The award ceremony for the German Whistleblower Prize in Berlin showed how differently Edward Snowden's leak of classified data can be interpreted. The state or the individual: where should the change begin?



click on photo to enlarge

"The power of a single person can change the world - that is the lesson taught to us by Edward J. Snowden," said Glenn Greenwald, the journalist who has led reporting for the British newspaper The Guardian on material leaked to him by Snowden.

Snowden, a child of a normal middle class family, made a significant choice, said Greenwald. "This made an impression on many people around the world, and inspired them to stand up against lies and falsehoods," he said.

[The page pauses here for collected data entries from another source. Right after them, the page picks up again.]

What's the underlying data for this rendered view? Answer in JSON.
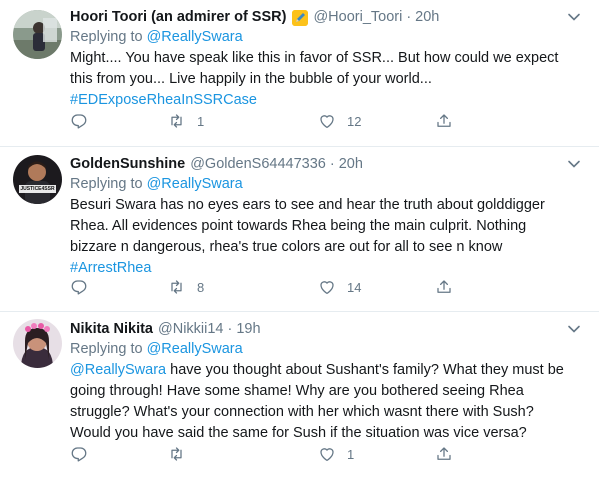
{
  "tweets": [
    {
      "name": "Hoori Toori (an admirer of SSR)",
      "has_badge": true,
      "handle": "@Hoori_Toori",
      "time": "20h",
      "replying_label": "Replying to",
      "replying_to": "@ReallySwara",
      "lines": [
        "Might.... You have speak like this in favor of SSR... But how could we  expect",
        "this from you... Live happily in the bubble of your world..."
      ],
      "hashtag": "#EDExposeRheaInSSRCase",
      "retweets": "1",
      "likes": "12",
      "avatar_icon": "person-photo-icon"
    },
    {
      "name": "GoldenSunshine",
      "handle": "@GoldenS64447336",
      "time": "20h",
      "replying_label": "Replying to",
      "replying_to": "@ReallySwara",
      "lines": [
        "Besuri Swara has no eyes ears to see and hear the truth about golddigger",
        "Rhea.  All evidences point towards Rhea being the main culprit.  Nothing",
        "bizzare n dangerous, rhea's true colors are out for all to see n know"
      ],
      "hashtag": "#ArrestRhea",
      "avatar_text": "JUSTICE4SSR",
      "retweets": "8",
      "likes": "14"
    },
    {
      "name": "Nikita Nikita",
      "handle": "@Nikkii14",
      "time": "19h",
      "replying_label": "Replying to",
      "replying_to": "@ReallySwara",
      "mention": "@ReallySwara",
      "first_line_rest": " have you thought about Sushant's family? What they must be",
      "lines": [
        "going through! Have some shame! Why are you bothered seeing Rhea",
        "struggle? What's your connection with her which wasnt there with Sush?",
        "Would you have said the same for Sush if the situation was vice versa?"
      ],
      "retweets": "",
      "likes": "1"
    }
  ],
  "colors": {
    "link": "#1b95e0",
    "muted": "#657786",
    "text": "#14171a",
    "divider": "#e6ecf0"
  },
  "icons": {
    "reply": "reply-bubble-icon",
    "retweet": "retweet-icon",
    "like": "heart-icon",
    "share": "share-icon",
    "more": "chevron-down-icon"
  }
}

Greenwald is currently in South America, and spoke to those gathered at the ceremony via a video conference. Around 300 people, mainly older scientists, intellectuals and politicians, were intently listening. Greenwald's message was one of the highlights of the eighth Whistleblower Prize ceremony, awarded to Snowden in Berlin on Friday (30.08.2013).

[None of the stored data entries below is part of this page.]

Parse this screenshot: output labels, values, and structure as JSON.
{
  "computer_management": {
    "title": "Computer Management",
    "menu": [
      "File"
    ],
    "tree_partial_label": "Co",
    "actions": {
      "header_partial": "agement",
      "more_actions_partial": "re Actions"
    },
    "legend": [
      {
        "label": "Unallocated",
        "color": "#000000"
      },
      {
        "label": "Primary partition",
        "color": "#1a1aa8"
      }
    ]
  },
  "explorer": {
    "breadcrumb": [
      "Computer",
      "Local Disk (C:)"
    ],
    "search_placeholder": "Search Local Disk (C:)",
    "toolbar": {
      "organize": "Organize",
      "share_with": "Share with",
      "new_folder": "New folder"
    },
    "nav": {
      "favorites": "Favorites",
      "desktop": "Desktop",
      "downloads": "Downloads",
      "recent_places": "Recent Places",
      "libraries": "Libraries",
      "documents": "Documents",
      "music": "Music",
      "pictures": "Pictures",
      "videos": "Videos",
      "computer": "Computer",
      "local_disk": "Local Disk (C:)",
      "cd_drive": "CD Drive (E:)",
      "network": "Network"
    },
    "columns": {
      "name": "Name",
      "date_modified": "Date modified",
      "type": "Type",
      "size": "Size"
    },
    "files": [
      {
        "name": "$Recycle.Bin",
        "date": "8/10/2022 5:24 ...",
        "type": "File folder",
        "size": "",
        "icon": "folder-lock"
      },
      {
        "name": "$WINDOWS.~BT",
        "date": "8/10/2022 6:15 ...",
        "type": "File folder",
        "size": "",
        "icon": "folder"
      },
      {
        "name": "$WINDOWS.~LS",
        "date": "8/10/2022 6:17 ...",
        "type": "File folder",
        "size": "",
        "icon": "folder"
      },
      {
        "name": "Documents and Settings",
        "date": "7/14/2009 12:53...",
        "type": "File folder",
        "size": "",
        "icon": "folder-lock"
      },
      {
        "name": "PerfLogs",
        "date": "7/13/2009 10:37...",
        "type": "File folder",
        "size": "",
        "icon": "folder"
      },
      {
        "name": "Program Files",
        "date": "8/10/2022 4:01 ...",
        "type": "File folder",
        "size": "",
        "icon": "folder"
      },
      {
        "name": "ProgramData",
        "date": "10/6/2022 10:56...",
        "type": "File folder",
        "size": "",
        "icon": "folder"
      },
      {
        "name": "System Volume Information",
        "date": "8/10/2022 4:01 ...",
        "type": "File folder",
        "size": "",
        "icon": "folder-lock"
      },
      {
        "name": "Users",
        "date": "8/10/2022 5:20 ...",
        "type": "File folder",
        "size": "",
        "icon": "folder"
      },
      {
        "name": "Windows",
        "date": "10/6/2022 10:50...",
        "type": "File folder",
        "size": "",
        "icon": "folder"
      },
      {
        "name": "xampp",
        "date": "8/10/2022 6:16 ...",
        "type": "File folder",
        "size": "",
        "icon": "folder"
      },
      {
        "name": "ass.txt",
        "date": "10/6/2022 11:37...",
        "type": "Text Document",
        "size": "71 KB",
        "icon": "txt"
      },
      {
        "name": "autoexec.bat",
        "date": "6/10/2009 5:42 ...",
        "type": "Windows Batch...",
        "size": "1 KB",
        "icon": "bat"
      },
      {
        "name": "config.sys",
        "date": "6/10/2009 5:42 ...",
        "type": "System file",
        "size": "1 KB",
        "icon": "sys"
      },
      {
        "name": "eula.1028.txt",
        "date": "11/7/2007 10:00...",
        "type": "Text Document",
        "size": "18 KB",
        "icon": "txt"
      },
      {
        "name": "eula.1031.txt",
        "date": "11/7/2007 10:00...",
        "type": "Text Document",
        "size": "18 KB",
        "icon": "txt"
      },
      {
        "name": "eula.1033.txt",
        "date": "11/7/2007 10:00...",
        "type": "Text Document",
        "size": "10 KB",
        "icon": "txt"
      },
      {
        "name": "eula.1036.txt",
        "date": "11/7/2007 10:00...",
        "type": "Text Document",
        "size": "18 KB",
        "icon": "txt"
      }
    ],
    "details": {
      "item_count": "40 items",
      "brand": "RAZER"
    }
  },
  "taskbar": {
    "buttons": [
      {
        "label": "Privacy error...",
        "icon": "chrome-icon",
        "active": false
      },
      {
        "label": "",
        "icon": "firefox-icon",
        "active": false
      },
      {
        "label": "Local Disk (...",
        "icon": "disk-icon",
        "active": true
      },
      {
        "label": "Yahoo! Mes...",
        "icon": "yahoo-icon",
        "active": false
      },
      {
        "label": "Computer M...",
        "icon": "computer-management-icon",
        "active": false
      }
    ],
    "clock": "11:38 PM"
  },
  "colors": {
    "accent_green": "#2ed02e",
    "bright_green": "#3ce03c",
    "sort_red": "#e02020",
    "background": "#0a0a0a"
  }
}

Snowden, who has been granted asylum in Russia, was unable to attend the ceremony in person and was represented by an empty chair in front of the guests. He was honored by the Federation of German Scientists (VDW), the International Association Of Lawyers Against Nuclear Arms (IALANA) and Transparency International for leaking information about US National Security Agency (NSA) surveillance of Internet and phone traffic as well as other classified data. Snowden worked as a contractor for the NSA.

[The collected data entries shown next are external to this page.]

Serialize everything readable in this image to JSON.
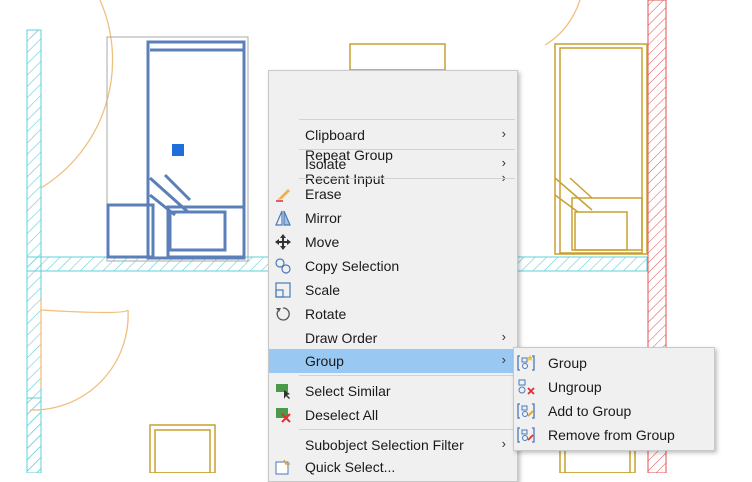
{
  "context_menu": {
    "items": [
      {
        "label": "Repeat Group",
        "icon": "",
        "submenu": false
      },
      {
        "label": "Recent Input",
        "icon": "",
        "submenu": true
      },
      {
        "label": "Clipboard",
        "icon": "",
        "submenu": true
      },
      {
        "label": "Isolate",
        "icon": "",
        "submenu": true
      },
      {
        "label": "Erase",
        "icon": "erase-icon",
        "submenu": false
      },
      {
        "label": "Mirror",
        "icon": "mirror-icon",
        "submenu": false
      },
      {
        "label": "Move",
        "icon": "move-icon",
        "submenu": false
      },
      {
        "label": "Copy Selection",
        "icon": "copy-selection-icon",
        "submenu": false
      },
      {
        "label": "Scale",
        "icon": "scale-icon",
        "submenu": false
      },
      {
        "label": "Rotate",
        "icon": "rotate-icon",
        "submenu": false
      },
      {
        "label": "Draw Order",
        "icon": "",
        "submenu": true
      },
      {
        "label": "Group",
        "icon": "",
        "submenu": true,
        "highlighted": true
      },
      {
        "label": "Select Similar",
        "icon": "select-similar-icon",
        "submenu": false
      },
      {
        "label": "Deselect All",
        "icon": "deselect-all-icon",
        "submenu": false
      },
      {
        "label": "Subobject Selection Filter",
        "icon": "",
        "submenu": true
      },
      {
        "label": "Quick Select...",
        "icon": "quick-select-icon",
        "submenu": false
      }
    ],
    "arrow_glyph": "›"
  },
  "group_submenu": {
    "items": [
      {
        "label": "Group",
        "icon": "group-icon"
      },
      {
        "label": "Ungroup",
        "icon": "ungroup-icon"
      },
      {
        "label": "Add to Group",
        "icon": "add-to-group-icon"
      },
      {
        "label": "Remove from Group",
        "icon": "remove-from-group-icon"
      }
    ]
  },
  "colors": {
    "menu_bg": "#f0f0f0",
    "highlight": "#99c9f3",
    "selected_geometry": "#5b7fb8",
    "grip": "#1e6fd9",
    "furniture": "#c8a030",
    "wall_hatch": "#5fd0d8",
    "wall_red": "#e05050",
    "door_arc": "#f0c080"
  }
}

Internet activist Jacob Appelbaum spoke with Snowden before the event and accepted the award on his behalf. Speaking in front of the crowd, he said Snowden had asked him not to talk too much about "geopolitics."

"Instead, he asked me to speak about individuals and about the hope for change," said Appelbaum.

He said everyone had the strength to stand up against corruption, war crimes and lies - every day and at any time. It wasn't so much about the topic of Internet freedom, but personal freedoms - spying on the Internet is commonplace, he said, something from which no one is immune. "That's why we need an honest discussion of whether and how much we want to spy on each other."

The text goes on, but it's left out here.